なお,回折格子には格子数によって回折原理から決まる回折格子自体の分解能があり,その分解能と光学系全体が持つ収差(結像のぼけ)やミラー等の不完全さにより,スリット幅をどんどん小さくしても分解の向上には限界があります。
分光光度計では分光器のスリット幅の値は,スリット幅の寸法ではなく,実現される分解の値で示されます。スリット幅を1nmに設定すると,分光器の分解は1nmになり,バンド幅1nmの光がサンプルに照射されます。

分光光度計による測定では,分解の最適値はサンプルのスペクトル形状によって決まります。検出器に届く光量を増やしてノイズの少ないデータを得るため,スリット幅はある程度大きいほうが良いのですが,分解が悪くなるため本来のスペクトル形状がシャープな場合は図14のようになまってしまいます。スリット幅を小さくするほど本来のスペクトル形状に近付きますが,例えば本来のスペクトルがピークの波形を持つ場合,その半値幅の1/8~1/10にスリット幅を設定すれば,測定結果のピークは本来のピークのおよそ99%以上の高さとなります。1)
ただし,スペクトル形状自体が目的ではなく,検量線による濃度測定が目的の場合は,波形が多少なまっていても測定できるため,半値幅の1/8ではノイズで測定精度が落ちる場合はそれ以上のスリット幅が最適となることもあります。
島津製作所の分光光度計では,溶液の濃度測定ではスリット幅は通常1~2nmに設定すれば十分な分解と光量が得られます。積分球を使った固体の測定ではスリット幅は通常5nm以上に設定します。固体測定では分解はそれほど必要とされないことが多く,積分球での光量損失によりノイズが増加するのを抑えるため,大きめのスリット幅を設定します。

1) 島津吸光分析講座 講義テキスト「分光光度計の原理・構造・応用」(島津製作所)

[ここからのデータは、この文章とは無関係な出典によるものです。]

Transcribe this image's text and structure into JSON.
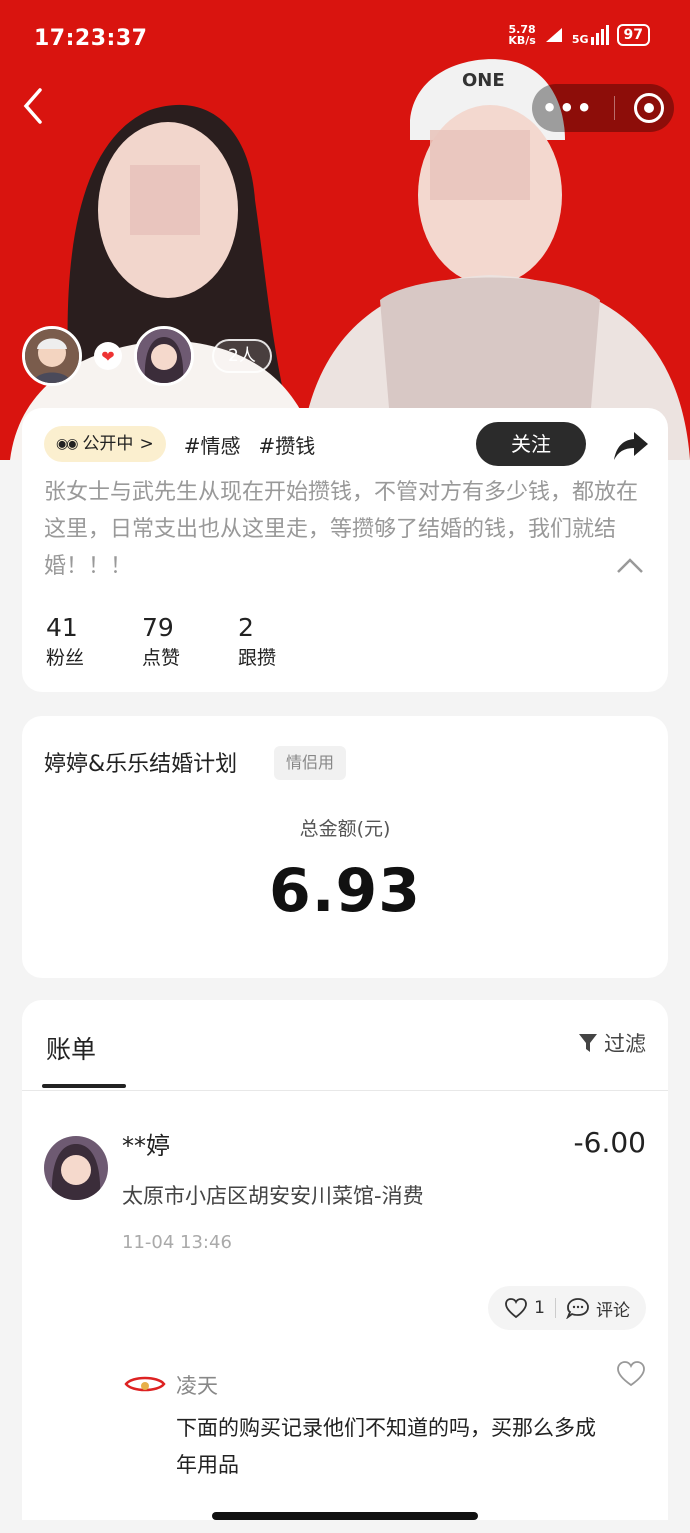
{
  "status_bar": {
    "time": "17:23:37",
    "net_speed_value": "5.78",
    "net_speed_unit": "KB/s",
    "network": "5G",
    "battery": "97"
  },
  "hero": {
    "member_count": "2人"
  },
  "info": {
    "visibility": "公开中",
    "tags": [
      "#情感",
      "#攒钱"
    ],
    "follow_label": "关注",
    "description": "张女士与武先生从现在开始攒钱，不管对方有多少钱，都放在这里，日常支出也从这里走，等攒够了结婚的钱，我们就结婚！！！",
    "stats": [
      {
        "value": "41",
        "label": "粉丝"
      },
      {
        "value": "79",
        "label": "点赞"
      },
      {
        "value": "2",
        "label": "跟攒"
      }
    ]
  },
  "plan": {
    "title": "婷婷&乐乐结婚计划",
    "badge": "情侣用",
    "total_label": "总金额(元)",
    "total_amount": "6.93"
  },
  "bill": {
    "tab_label": "账单",
    "filter_label": "过滤",
    "entry": {
      "name": "**婷",
      "amount": "-6.00",
      "description": "太原市小店区胡安安川菜馆-消费",
      "time": "11-04 13:46",
      "like_count": "1",
      "comment_label": "评论"
    },
    "comment": {
      "user": "凌天",
      "text": "下面的购买记录他们不知道的吗，买那么多成年用品"
    }
  },
  "colors": {
    "hero_red": "#d9140f",
    "follow_button": "#2b2b2b",
    "public_pill": "#fbefcf"
  }
}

図14 分解によるスペクトル形状の差(ベンゼンのエタノール溶液)
図14 分解によるスペクトル形状の差
(ベンゼンのエタノール溶液)

4. おわりに

今回は,「白色光を入れて単色光を取り出す」分光器について説明しました。
しかし,分光器に単色光を入れると回折格子を特定の方向に向けたときだけ光が出てくる,ということを利用して,「単色光を入れてその波長を調べる」使い方もあります。
分光器を単体で使用する場合はその使い方がむしろ一般的ですし,蛍光分光光度計や発光分析装置では試料から発する蛍光や輝線の波長を調べるために装置に組み込まれています。
この場合は試料室と検出器との間に分光器を置くことになります。